Technology Alone Doesn’t Deter Cybercrime Against Banks

Note: This story got combined into a broader American Banker piece about recent DDoS attacks at banks that ran today (3/13/13)

For bankers, the cyber security conversation has shifted over the past decade — going from how best to keep criminals out of sensitive information, to how to detect thieves once there has been a breach.

That debate has intensified around recent reports that malicious programmers with ties to the Chinese military have stolen data from hundreds of American enterprises, including financial services companies, over the past several years.

Just this week, JPMorgan Chase admitted that its online banking suffered an outage on Tuesday afternoon as a result of a denial of service attack. On the same day, the U.S. Director of National Intelligence James Clapper told the Senate Intelligence Committee that soon unsophisticated online attacks could have “significant outcomes” potentially affecting a wide range of companies and networks.

Hackers “are certainly more sophisticated, it’s certainly not the 14-year-old sitting on his dad’s PC writing a virus,” says Mike Whitt, BBVA Compass’ chief information security officer. “This is a business for these guys, and it’s really a business that runs in kind of parallel to the legitimate market, so the actors can be anyone from organized crime, or even terrorist organizations, even state-sponsored attacks.”

Banks have an especially tough job because they are certainly not security companies, he adds.

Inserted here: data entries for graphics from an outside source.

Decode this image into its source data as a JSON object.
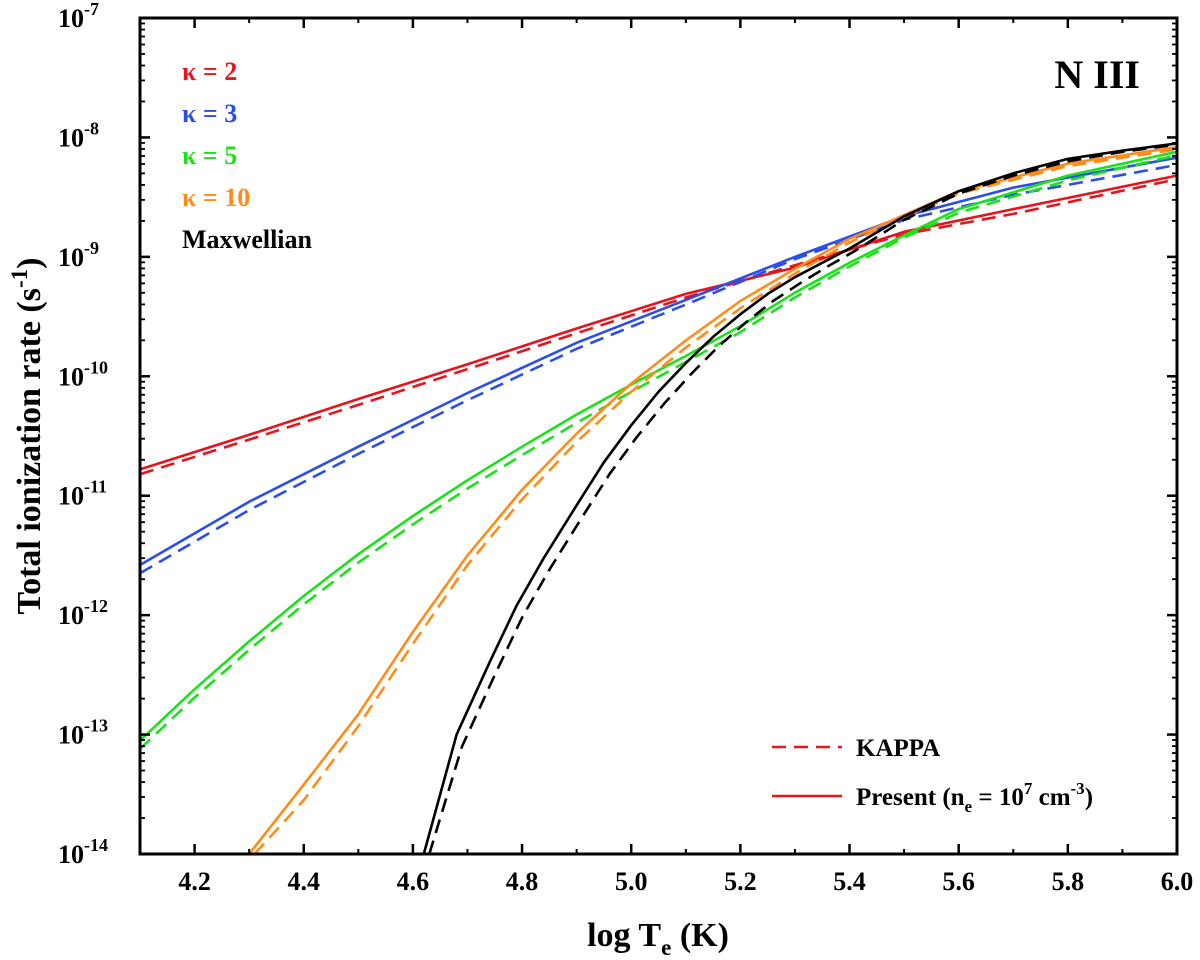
{
  "chart_data": {
    "type": "line",
    "title": "N III",
    "xlabel": {
      "main": "log T",
      "sub": "e",
      "tail": " (K)"
    },
    "ylabel": {
      "main": "Total ionization rate (s",
      "sup": "-1",
      "tail": ")"
    },
    "xlim": [
      4.1,
      6.0
    ],
    "ylim_log10": [
      -14,
      -7
    ],
    "y_scale": "log",
    "x_ticks": [
      "4.2",
      "4.4",
      "4.6",
      "4.8",
      "5.0",
      "5.2",
      "5.4",
      "5.6",
      "5.8",
      "6.0"
    ],
    "y_ticks": [
      {
        "base": "10",
        "exp": "-14"
      },
      {
        "base": "10",
        "exp": "-13"
      },
      {
        "base": "10",
        "exp": "-12"
      },
      {
        "base": "10",
        "exp": "-11"
      },
      {
        "base": "10",
        "exp": "-10"
      },
      {
        "base": "10",
        "exp": "-9"
      },
      {
        "base": "10",
        "exp": "-8"
      },
      {
        "base": "10",
        "exp": "-7"
      }
    ],
    "grid": false,
    "legend_labels": [
      {
        "text": "κ = 2",
        "color": "#e8141c"
      },
      {
        "text": "κ = 3",
        "color": "#2b4ee8"
      },
      {
        "text": "κ = 5",
        "color": "#19e219"
      },
      {
        "text": "κ = 10",
        "color": "#ff8c1a"
      },
      {
        "text": "Maxwellian",
        "color": "#000000"
      }
    ],
    "style_legend": {
      "dashed_label": "KAPPA",
      "solid_label": "Present (n",
      "solid_sub": "e",
      "solid_mid": " = 10",
      "solid_sup1": "7",
      "solid_mid2": " cm",
      "solid_sup2": "-3",
      "solid_end": ")",
      "color": "#e8141c"
    },
    "series": [
      {
        "name": "κ = 2",
        "style": "solid",
        "color": "#e8141c",
        "x": [
          4.1,
          4.3,
          4.5,
          4.7,
          4.9,
          5.1,
          5.3,
          5.5,
          5.7,
          6.0
        ],
        "log_y": [
          -10.78,
          -10.49,
          -10.19,
          -9.9,
          -9.6,
          -9.31,
          -9.09,
          -8.79,
          -8.6,
          -8.32
        ]
      },
      {
        "name": "κ = 2",
        "style": "dashed",
        "color": "#e8141c",
        "x": [
          4.1,
          4.3,
          4.5,
          4.7,
          4.9,
          5.1,
          5.3,
          5.5,
          5.7,
          6.0
        ],
        "log_y": [
          -10.82,
          -10.53,
          -10.24,
          -9.94,
          -9.64,
          -9.34,
          -9.07,
          -8.81,
          -8.64,
          -8.35
        ]
      },
      {
        "name": "κ = 3",
        "style": "solid",
        "color": "#2b4ee8",
        "x": [
          4.1,
          4.3,
          4.5,
          4.7,
          4.9,
          5.1,
          5.3,
          5.5,
          5.7,
          6.0
        ],
        "log_y": [
          -11.58,
          -11.05,
          -10.59,
          -10.14,
          -9.72,
          -9.36,
          -9.0,
          -8.66,
          -8.42,
          -8.17
        ]
      },
      {
        "name": "κ = 3",
        "style": "dashed",
        "color": "#2b4ee8",
        "x": [
          4.1,
          4.3,
          4.5,
          4.7,
          4.9,
          5.1,
          5.3,
          5.5,
          5.7,
          6.0
        ],
        "log_y": [
          -11.65,
          -11.12,
          -10.65,
          -10.2,
          -9.77,
          -9.4,
          -9.02,
          -8.69,
          -8.48,
          -8.23
        ]
      },
      {
        "name": "κ = 5",
        "style": "solid",
        "color": "#19e219",
        "x": [
          4.1,
          4.2,
          4.3,
          4.4,
          4.5,
          4.6,
          4.7,
          4.8,
          4.9,
          5.0,
          5.1,
          5.2,
          5.3,
          5.4,
          5.5,
          5.6,
          5.8,
          6.0
        ],
        "log_y": [
          -13.05,
          -12.62,
          -12.22,
          -11.84,
          -11.49,
          -11.17,
          -10.87,
          -10.59,
          -10.32,
          -10.07,
          -9.83,
          -9.58,
          -9.3,
          -9.05,
          -8.82,
          -8.6,
          -8.32,
          -8.12
        ]
      },
      {
        "name": "κ = 5",
        "style": "dashed",
        "color": "#19e219",
        "x": [
          4.1,
          4.2,
          4.3,
          4.4,
          4.5,
          4.6,
          4.7,
          4.8,
          4.9,
          5.0,
          5.1,
          5.2,
          5.3,
          5.4,
          5.5,
          5.6,
          5.8,
          6.0
        ],
        "log_y": [
          -13.12,
          -12.69,
          -12.29,
          -11.91,
          -11.56,
          -11.24,
          -10.94,
          -10.66,
          -10.39,
          -10.13,
          -9.88,
          -9.63,
          -9.34,
          -9.08,
          -8.84,
          -8.63,
          -8.36,
          -8.15
        ]
      },
      {
        "name": "κ = 10",
        "style": "solid",
        "color": "#ff8c1a",
        "x": [
          4.3,
          4.4,
          4.5,
          4.6,
          4.7,
          4.8,
          4.9,
          5.0,
          5.1,
          5.2,
          5.3,
          5.4,
          5.5,
          5.6,
          5.8,
          6.0
        ],
        "log_y": [
          -14.0,
          -13.42,
          -12.83,
          -12.14,
          -11.5,
          -10.95,
          -10.48,
          -10.06,
          -9.7,
          -9.37,
          -9.1,
          -8.85,
          -8.65,
          -8.45,
          -8.22,
          -8.08
        ]
      },
      {
        "name": "κ = 10",
        "style": "dashed",
        "color": "#ff8c1a",
        "x": [
          4.31,
          4.4,
          4.5,
          4.6,
          4.7,
          4.8,
          4.9,
          5.0,
          5.1,
          5.2,
          5.3,
          5.4,
          5.5,
          5.6,
          5.8,
          6.0
        ],
        "log_y": [
          -14.0,
          -13.55,
          -12.93,
          -12.24,
          -11.58,
          -11.03,
          -10.55,
          -10.13,
          -9.76,
          -9.43,
          -9.14,
          -8.88,
          -8.67,
          -8.47,
          -8.24,
          -8.1
        ]
      },
      {
        "name": "Maxwellian",
        "style": "solid",
        "color": "#000000",
        "x": [
          4.62,
          4.68,
          4.74,
          4.79,
          4.84,
          4.9,
          4.95,
          5.0,
          5.05,
          5.1,
          5.15,
          5.2,
          5.25,
          5.3,
          5.35,
          5.4,
          5.5,
          5.6,
          5.7,
          5.8,
          5.9,
          6.0
        ],
        "log_y": [
          -14.0,
          -13.0,
          -12.4,
          -11.92,
          -11.52,
          -11.08,
          -10.72,
          -10.41,
          -10.13,
          -9.89,
          -9.67,
          -9.48,
          -9.31,
          -9.17,
          -9.05,
          -8.93,
          -8.66,
          -8.45,
          -8.3,
          -8.18,
          -8.11,
          -8.05
        ]
      },
      {
        "name": "Maxwellian",
        "style": "dashed",
        "color": "#000000",
        "x": [
          4.63,
          4.69,
          4.75,
          4.8,
          4.85,
          4.91,
          4.96,
          5.01,
          5.06,
          5.11,
          5.16,
          5.21,
          5.26,
          5.31,
          5.36,
          5.41,
          5.5,
          5.6,
          5.7,
          5.8,
          5.9,
          6.0
        ],
        "log_y": [
          -14.0,
          -13.1,
          -12.5,
          -12.02,
          -11.62,
          -11.18,
          -10.82,
          -10.51,
          -10.23,
          -9.98,
          -9.75,
          -9.55,
          -9.37,
          -9.22,
          -9.08,
          -8.95,
          -8.69,
          -8.47,
          -8.32,
          -8.2,
          -8.12,
          -8.06
        ]
      }
    ]
  }
}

“I am limited in the amount of resources that I have, whereas you look at the attacker, the attacker is somewhat unlimited in those resources,” says Whitt. “Because most of the money that they are using is through ill-gotten gain, and the resources they are using are mostly criminal… If I need hardware, I have to go through a process, getting it approved. If one of these bad guys need a couple more PCs, they find PCs that are on the internet and they take them over, own them, and then they have additional hardware resources.”

Indeed, IT employees at banks are dealing with malicious coders at all ends.

Banks are being targeted by both distributed denial-of-service attacks (DDoS), in which botnets bombard a financial services company’s website in order to shut it down and disrupt services to customers, and invasive malware that infects customers’ sometimes insecure devices and compromises their accounts.

“Often DDoS attacks can be a diversion,” says Dave Ostertag, a computer security expert and a global investigation manager with Verizon. At the same time, “you might have some type of SQL injection attack, or someone looking for a vulnerable [IP communication sent between computers both inside and outside a bank] that they can attack while everyone is paying attention to the DDoS.”

He adds that some hackers are simply raising the technologically bar in the fight with banks. “When you characterize the activity that is going on, it’s kind of like a kid that just got a new toy, and some of the areas that [banks] are branching out into are techniques that, if done incorrectly, could [help cybercriminals] be successful in getting access directly to a bank,” says Ostertag.

There are prescriptions banks can follow in order to block some fraudulent money transfers, such as running all of a bank’s ACH payments a on a single, dedicated computer that isn’t handling any of a bank’s employee email or web traffic.

Banks often don’t know whether their systems are responsible for losing customers’ money, or whether the small businesses they holds money for are compromising their own accounts.

“There is a huge argument there over: Do you absorb the losses for the businesses?” says Ostertag. “Most of the banks aren’t.”

He says there is a cottage business of IT security professionals focusing on the forensics behind some of these attacks. “Did [a bank customer] have adequate security in place? And if they didn’t: What led to this breach that allows this ACH transaction to be conducted?” says Ostertag.

In addition, Sergio Fidalgo BBVA Compass’ chief information officer, says his bank hedges against instances of high-tech theft by inserting people and processes into transactions.

“There is not a single point of failure in which we rely on from a security perspective,” he says. “It’s not just about detecting, preventing and fighting the attacks… we have procedures that have to be strictly met when we talk about money leaving the bank.”

Human beings, however, can only catch so much, says Barak Eilam, president of Israeli tech vendor NICE Systems’ American operations.

Earlier this year, NICE launched a suite of services that employ biometric technology to screen calls and recognize bad guys’ voices in the case of such a scam.

Eilam stresses that though computers can only do so much, they certainly pare down what could be indomitable threats to banks by flagging suspicious activity.

“Because of banks’ scale, complexity, and sophistication… this is where technology comes in place,” Eilam says. “Technology helps.”

Even then, people will always be susceptible to social engineering attacks in which hackers pick up just enough information about a person to fool a bank employee into moving a victim’s money, or worse.